When I was first told about this site, the person told me that the dev's of steemit were concerned with making the world a better place by helping early adopters/innovators find community and resources. He had high hopes that the steemit platform/ community would enable innovators that have done well to help others that are struggling to get their ideas and inventions out there. I had doubts because through years of research and experience, I've seen that whenever money is involved with something, the crap and psychos rise to the top but I signed up anyway.
Because I'm not a person that's motivated by money, I figured that I'd be a black sheep here regardless of the quality of my ideas or the posts describing them, and guess what? I was right. A few of my posts got a few views and comments before being buried under drivel.
I was really hoping to find an open minded, forward thinking community here but the very nature of the platform does exactly what western industrial civilization does, create loads of crap and empower psychopaths.
So you and I both are wanting these psychopaths to sift through the crap, and despite their total lack of empathy, find "needy" people to be charitable to. Sadly, I think we're on the wrong platform.

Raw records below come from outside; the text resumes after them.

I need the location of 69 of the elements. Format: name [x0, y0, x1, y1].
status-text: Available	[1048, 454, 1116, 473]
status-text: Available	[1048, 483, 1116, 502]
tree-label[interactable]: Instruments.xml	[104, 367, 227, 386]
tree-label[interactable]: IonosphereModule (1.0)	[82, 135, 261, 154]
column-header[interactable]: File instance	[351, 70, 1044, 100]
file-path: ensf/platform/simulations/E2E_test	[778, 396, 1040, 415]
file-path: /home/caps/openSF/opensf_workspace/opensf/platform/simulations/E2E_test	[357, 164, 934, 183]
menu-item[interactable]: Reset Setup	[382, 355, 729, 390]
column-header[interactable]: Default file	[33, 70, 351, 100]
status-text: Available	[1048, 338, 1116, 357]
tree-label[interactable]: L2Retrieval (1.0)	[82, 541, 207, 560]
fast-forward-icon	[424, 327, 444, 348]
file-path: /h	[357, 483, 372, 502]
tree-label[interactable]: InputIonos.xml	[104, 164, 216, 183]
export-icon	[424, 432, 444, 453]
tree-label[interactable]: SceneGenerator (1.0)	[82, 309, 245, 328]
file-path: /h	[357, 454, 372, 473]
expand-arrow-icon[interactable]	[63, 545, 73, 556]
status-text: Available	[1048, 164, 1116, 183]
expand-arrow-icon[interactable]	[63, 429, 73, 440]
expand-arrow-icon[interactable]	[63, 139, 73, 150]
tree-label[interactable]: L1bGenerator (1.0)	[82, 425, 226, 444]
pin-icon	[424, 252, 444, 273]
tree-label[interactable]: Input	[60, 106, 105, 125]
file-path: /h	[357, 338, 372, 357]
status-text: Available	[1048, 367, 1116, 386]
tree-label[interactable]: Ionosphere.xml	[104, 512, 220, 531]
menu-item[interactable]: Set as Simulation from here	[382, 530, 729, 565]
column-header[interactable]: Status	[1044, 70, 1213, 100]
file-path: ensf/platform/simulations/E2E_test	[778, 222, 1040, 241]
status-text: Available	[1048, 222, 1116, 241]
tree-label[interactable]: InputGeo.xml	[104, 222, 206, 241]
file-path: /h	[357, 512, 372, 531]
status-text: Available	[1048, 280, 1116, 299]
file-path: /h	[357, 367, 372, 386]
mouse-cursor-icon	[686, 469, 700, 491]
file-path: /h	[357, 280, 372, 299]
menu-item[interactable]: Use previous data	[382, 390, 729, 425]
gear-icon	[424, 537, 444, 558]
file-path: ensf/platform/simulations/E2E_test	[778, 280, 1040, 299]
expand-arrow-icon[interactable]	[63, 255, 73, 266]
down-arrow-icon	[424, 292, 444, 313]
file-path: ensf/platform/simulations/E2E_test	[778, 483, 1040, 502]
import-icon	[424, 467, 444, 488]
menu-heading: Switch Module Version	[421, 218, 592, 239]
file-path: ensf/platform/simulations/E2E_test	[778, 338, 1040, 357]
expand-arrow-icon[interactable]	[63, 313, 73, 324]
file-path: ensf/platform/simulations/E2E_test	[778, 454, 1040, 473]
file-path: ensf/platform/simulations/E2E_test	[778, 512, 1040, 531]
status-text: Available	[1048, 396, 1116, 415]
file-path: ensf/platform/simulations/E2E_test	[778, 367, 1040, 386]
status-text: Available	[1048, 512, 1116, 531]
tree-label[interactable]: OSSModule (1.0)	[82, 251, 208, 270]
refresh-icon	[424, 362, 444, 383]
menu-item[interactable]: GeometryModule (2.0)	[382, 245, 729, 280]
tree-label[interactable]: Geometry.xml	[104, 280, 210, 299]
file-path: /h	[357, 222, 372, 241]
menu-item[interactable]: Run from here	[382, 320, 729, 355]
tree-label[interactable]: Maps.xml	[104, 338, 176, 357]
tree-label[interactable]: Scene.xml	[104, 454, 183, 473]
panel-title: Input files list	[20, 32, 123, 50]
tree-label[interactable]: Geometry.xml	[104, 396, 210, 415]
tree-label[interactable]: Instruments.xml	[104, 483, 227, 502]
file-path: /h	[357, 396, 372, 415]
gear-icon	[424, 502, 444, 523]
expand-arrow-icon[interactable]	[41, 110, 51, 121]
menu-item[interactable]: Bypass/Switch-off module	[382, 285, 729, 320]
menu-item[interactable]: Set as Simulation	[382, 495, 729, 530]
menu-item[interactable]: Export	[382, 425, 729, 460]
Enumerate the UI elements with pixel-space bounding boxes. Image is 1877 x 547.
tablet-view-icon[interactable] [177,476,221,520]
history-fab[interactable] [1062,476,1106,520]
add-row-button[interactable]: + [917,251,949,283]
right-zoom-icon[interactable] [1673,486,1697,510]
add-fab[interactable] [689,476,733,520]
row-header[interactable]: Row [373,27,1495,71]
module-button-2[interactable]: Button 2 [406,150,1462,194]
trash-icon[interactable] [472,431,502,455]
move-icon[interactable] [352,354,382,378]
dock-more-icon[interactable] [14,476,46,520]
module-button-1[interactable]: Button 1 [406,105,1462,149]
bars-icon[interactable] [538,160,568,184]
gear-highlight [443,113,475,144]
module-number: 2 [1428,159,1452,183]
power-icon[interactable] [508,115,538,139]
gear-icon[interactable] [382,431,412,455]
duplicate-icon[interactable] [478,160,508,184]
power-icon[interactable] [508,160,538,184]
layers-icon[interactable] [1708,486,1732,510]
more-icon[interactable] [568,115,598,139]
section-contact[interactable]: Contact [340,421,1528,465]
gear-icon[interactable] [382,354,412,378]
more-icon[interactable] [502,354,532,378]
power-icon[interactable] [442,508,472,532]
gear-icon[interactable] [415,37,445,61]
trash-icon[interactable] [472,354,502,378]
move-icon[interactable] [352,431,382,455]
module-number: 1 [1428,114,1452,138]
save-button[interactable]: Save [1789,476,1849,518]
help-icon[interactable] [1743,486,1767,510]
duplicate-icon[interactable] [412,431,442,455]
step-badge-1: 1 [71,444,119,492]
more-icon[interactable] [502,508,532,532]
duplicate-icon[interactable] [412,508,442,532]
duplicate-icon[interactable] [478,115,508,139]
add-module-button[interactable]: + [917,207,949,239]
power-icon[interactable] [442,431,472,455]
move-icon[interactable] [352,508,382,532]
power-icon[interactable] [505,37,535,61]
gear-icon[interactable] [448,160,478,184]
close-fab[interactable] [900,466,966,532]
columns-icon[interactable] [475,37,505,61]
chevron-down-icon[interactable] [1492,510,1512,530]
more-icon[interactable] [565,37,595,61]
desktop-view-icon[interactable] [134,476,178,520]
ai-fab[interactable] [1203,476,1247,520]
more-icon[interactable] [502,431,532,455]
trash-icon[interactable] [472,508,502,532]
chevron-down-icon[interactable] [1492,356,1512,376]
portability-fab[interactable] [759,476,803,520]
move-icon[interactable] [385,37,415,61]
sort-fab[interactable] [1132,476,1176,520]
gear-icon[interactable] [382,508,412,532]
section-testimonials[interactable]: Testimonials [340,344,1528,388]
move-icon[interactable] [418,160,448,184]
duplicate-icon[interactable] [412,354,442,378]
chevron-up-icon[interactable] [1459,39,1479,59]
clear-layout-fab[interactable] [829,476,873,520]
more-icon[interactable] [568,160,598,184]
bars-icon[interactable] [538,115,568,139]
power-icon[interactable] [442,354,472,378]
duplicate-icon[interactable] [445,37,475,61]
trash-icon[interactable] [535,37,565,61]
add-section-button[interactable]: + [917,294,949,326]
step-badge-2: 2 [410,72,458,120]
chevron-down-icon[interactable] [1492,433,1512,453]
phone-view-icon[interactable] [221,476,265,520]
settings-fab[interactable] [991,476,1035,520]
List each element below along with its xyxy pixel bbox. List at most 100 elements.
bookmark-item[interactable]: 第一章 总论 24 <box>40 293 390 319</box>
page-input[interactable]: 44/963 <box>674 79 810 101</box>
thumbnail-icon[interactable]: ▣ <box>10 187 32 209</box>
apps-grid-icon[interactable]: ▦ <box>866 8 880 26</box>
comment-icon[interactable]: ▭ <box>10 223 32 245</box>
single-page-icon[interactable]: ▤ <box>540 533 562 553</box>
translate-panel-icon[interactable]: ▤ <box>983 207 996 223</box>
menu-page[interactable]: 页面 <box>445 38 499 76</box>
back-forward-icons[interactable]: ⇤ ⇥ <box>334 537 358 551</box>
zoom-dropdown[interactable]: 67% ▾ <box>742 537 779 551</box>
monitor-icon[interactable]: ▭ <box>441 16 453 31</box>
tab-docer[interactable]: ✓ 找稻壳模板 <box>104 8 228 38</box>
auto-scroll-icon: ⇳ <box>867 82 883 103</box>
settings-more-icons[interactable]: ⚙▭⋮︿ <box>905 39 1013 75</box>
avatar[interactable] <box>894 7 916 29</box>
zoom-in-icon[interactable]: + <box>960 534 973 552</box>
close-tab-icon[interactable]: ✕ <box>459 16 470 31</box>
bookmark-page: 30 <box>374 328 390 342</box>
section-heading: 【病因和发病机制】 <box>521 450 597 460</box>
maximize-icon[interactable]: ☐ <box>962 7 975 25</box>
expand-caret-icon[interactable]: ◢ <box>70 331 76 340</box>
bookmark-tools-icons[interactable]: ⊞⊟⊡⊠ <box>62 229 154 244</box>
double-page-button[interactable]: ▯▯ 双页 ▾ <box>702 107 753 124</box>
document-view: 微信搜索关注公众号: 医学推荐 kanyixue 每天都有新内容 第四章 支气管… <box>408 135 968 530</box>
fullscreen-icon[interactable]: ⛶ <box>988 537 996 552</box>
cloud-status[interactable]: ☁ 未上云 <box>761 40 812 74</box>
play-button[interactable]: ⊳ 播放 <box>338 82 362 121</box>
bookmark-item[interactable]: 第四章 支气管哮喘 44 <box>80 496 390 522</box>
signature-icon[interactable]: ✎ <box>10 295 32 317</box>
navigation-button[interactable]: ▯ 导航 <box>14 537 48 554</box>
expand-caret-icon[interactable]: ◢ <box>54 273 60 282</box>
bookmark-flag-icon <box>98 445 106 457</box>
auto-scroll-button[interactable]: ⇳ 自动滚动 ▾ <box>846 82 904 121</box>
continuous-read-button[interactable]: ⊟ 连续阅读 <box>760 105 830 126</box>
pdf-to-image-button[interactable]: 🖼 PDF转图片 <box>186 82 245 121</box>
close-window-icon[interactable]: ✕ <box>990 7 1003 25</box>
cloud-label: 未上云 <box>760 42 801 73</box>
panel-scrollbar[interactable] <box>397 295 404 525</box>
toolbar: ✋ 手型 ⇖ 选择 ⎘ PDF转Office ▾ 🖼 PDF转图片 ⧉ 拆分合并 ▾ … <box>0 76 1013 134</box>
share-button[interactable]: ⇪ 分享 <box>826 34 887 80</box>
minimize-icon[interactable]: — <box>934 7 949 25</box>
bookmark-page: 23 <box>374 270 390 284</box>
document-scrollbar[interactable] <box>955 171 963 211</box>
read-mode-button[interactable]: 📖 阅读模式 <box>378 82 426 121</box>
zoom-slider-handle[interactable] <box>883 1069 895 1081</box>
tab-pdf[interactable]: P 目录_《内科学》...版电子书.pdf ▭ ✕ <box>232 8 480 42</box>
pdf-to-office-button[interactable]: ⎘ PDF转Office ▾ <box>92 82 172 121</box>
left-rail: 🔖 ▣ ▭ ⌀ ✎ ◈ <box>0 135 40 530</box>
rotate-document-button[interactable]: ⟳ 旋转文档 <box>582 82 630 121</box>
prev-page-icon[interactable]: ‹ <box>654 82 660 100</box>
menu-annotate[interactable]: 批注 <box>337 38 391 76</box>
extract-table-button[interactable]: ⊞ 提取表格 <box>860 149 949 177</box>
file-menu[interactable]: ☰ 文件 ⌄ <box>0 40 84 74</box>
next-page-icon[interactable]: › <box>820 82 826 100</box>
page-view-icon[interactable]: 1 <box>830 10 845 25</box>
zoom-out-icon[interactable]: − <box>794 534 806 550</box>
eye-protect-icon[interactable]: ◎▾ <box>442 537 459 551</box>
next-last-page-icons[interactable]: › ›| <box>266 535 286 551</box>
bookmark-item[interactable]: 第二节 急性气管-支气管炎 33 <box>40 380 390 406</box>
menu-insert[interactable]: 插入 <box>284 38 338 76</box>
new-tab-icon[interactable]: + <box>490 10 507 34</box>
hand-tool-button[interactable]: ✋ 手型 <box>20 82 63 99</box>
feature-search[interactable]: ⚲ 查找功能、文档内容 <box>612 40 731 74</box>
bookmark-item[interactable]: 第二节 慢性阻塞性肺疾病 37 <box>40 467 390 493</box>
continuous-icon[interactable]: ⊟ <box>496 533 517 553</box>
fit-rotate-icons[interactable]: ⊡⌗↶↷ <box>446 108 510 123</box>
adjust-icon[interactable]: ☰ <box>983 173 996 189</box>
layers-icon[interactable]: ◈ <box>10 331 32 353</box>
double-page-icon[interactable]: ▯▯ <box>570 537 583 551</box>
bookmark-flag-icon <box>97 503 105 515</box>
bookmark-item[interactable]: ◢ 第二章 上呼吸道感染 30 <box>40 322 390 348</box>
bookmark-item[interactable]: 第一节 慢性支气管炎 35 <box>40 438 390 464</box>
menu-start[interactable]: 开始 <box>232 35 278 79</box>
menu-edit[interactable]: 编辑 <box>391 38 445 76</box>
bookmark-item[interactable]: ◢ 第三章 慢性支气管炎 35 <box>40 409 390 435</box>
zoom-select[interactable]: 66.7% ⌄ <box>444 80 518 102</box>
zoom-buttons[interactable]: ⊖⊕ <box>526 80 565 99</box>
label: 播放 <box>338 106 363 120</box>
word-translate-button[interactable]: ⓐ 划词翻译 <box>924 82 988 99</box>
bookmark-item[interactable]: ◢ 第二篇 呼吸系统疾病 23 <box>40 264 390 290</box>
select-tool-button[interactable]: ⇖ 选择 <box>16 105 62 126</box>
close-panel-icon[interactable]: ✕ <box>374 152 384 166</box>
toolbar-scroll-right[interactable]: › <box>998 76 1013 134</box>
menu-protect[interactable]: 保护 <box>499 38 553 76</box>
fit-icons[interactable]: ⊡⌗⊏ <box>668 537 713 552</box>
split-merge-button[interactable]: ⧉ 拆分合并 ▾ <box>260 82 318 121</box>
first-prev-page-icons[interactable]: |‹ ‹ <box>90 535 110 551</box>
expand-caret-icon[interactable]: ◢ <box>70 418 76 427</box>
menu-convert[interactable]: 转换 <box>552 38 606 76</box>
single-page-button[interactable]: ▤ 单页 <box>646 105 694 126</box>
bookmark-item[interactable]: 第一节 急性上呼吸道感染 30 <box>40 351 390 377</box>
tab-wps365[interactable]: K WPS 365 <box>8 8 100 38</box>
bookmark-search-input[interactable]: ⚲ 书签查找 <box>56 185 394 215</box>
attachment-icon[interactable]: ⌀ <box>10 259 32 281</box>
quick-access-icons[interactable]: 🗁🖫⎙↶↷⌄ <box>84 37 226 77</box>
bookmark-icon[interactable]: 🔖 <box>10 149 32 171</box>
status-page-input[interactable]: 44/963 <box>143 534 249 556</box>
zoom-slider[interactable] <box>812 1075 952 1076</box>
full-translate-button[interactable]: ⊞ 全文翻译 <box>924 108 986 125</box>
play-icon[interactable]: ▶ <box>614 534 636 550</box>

I think that when I find a more permanent place to camp, and a better internet connection, that I'm going to attempt to start a movement to use the open source code to make a similar platform that actually has the intention of making the world a better place.
The first thing that will need to happen is removing "anyone can make fast easy money" from the equation. Maybe a user will need to get a minimum level of upvotes and verify themselves and their projects before being able to receive money. Maybe the currency will be setup to only be used within the network, banning it from being sold for fiat or other alt coins, essentially creating a merit based sharing economy within the network. People wanting to participate could pay a small membership fee and these funds could be used to cover costs. Leftovers could be split amongst the members of the site based upon their reputation. We could sell ads to community approved charitable projects as well.
The second idea, necessary to increase the amount of exposure to posts, would be to instigate a site wide post timer where the site can only take one post every 15 minutes. This wouldn't work for the pyramid scheme side of things but since gambling isn't the motivation, I don't think it would be an issue. This way, each user will have some chance of getting through the majority of posts in a day without having to spend hours scrolling through crap.
The other thing I'd want to implement would be a better tagging system, something that sorts tags into categories and limits posts to only a few tags, preventing the tag abuse that's ruined the chances of finding anything good on steemit.
I saw the potential for this platform in the beginning and realized that with the power that the whales have, if they stuck to their make the word a better place ideals, that steemit really could have made a dent, but as soon as I started participating, the problems with that idea became glaringly obvious. Their wish to grow the platform by any means just diluted the pool to the point that it's too nasty for me to keep attempting to swim in.